Bolsonaro foi declarado persona non grata pela Casa Branca, que está claramente trabalhando para removê-lo do poder e substituí-lo por Lula. Isolado do Ocidente coletivo, que junto com Israel está enfrentando a Rússia, o Irã e a China, ele não teve outra escolha senão juntar-se a Putin.
Vemos então que as coincidências culturais mudaram sua agenda inicial de alinhamento com os EUA e hoje ele é visto como mais confortável no ressurgimento dos BRICS.
Dentro desta estrutura contextual, as ideias eurasianistas russas em todas as suas variantes, como as próprias palavras de Putin, começam a servir de guia para setores em crescimento em nossos países.

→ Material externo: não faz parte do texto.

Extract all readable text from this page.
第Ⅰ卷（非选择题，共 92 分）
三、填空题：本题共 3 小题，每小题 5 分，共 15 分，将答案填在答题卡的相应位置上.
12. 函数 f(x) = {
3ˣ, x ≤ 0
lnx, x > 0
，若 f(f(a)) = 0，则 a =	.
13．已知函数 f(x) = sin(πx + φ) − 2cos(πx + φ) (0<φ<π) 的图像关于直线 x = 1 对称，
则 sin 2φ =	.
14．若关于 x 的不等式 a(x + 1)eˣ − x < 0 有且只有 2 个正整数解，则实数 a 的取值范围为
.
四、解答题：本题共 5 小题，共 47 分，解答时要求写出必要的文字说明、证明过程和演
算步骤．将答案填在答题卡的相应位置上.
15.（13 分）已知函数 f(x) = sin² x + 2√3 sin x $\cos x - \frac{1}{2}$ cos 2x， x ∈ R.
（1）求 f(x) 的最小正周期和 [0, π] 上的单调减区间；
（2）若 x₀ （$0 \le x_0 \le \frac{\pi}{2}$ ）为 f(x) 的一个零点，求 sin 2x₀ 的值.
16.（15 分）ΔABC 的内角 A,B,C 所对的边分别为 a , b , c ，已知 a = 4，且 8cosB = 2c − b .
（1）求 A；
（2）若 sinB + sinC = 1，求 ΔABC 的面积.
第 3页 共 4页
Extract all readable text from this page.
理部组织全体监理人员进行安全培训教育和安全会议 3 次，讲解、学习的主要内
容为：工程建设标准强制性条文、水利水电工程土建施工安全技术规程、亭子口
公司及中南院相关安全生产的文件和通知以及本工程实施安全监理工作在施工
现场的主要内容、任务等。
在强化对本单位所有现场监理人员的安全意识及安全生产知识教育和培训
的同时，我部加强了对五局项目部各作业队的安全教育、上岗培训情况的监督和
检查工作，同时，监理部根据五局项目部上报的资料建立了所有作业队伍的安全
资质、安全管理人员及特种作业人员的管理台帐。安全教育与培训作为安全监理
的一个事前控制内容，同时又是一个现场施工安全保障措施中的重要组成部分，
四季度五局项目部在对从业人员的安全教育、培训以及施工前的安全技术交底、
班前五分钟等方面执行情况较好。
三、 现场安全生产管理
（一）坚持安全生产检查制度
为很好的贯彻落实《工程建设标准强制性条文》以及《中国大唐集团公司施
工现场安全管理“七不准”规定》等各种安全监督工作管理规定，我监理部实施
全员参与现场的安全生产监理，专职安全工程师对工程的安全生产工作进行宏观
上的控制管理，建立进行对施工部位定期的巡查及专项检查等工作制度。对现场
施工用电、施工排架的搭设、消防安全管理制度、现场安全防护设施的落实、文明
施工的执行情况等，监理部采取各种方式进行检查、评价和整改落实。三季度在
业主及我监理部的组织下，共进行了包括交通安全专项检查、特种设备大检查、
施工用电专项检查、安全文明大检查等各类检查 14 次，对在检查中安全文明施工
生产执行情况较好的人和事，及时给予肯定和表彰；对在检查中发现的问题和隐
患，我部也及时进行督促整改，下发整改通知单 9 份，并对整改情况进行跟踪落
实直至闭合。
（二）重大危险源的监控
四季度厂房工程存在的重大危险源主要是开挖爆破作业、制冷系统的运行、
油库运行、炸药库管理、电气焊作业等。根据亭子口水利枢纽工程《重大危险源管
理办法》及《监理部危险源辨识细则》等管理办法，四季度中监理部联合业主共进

Escapar da armadilha do progressismo-libertarianismo proposto pelo sistema globalista é um imperativo que requer uma estrutura ideológica para orientar as propostas e dar forma a um movimento local, regional e internacional com as mesmas premissas, pelo menos em termos gerais, sobre o qual construir um modelo alternativo.
O multipolarismo está bem próximo, na verdade já está presente, mas precisa de consistência, uma ideologia que o diferencie do modelo globalista que está em apuros.
As velhas ideias de Vargas e Perón são consideradas com nostalgia, mas há necessidade de uma atualização e mais uma vez a Rússia está dando sua contribuição no campo das ideias.
Longe do fascismo e do marxismo, ambas ideias europeias, a nova Rússia, a Rússia dos valores tradicionais, está mostrando sinais que são complementares às ideias varguistas e peronistas.
Portanto, as ideias que começam a se fazer presentes combinam um pouco de cada uma, ainda não conhecemos seu futuro, mas isso não depende de Bolsonaro e suas chances eleitorais.
Se ele ganhar, será um golpe muito poderoso ao globalismo; se ele perder, uma semente de patriotismo ou nacionalismo, como se quiser entender, foi plantada, que certamente ganhará força no futuro próximo.
Os ventos da mudança estão definitivamente soprando no mundo.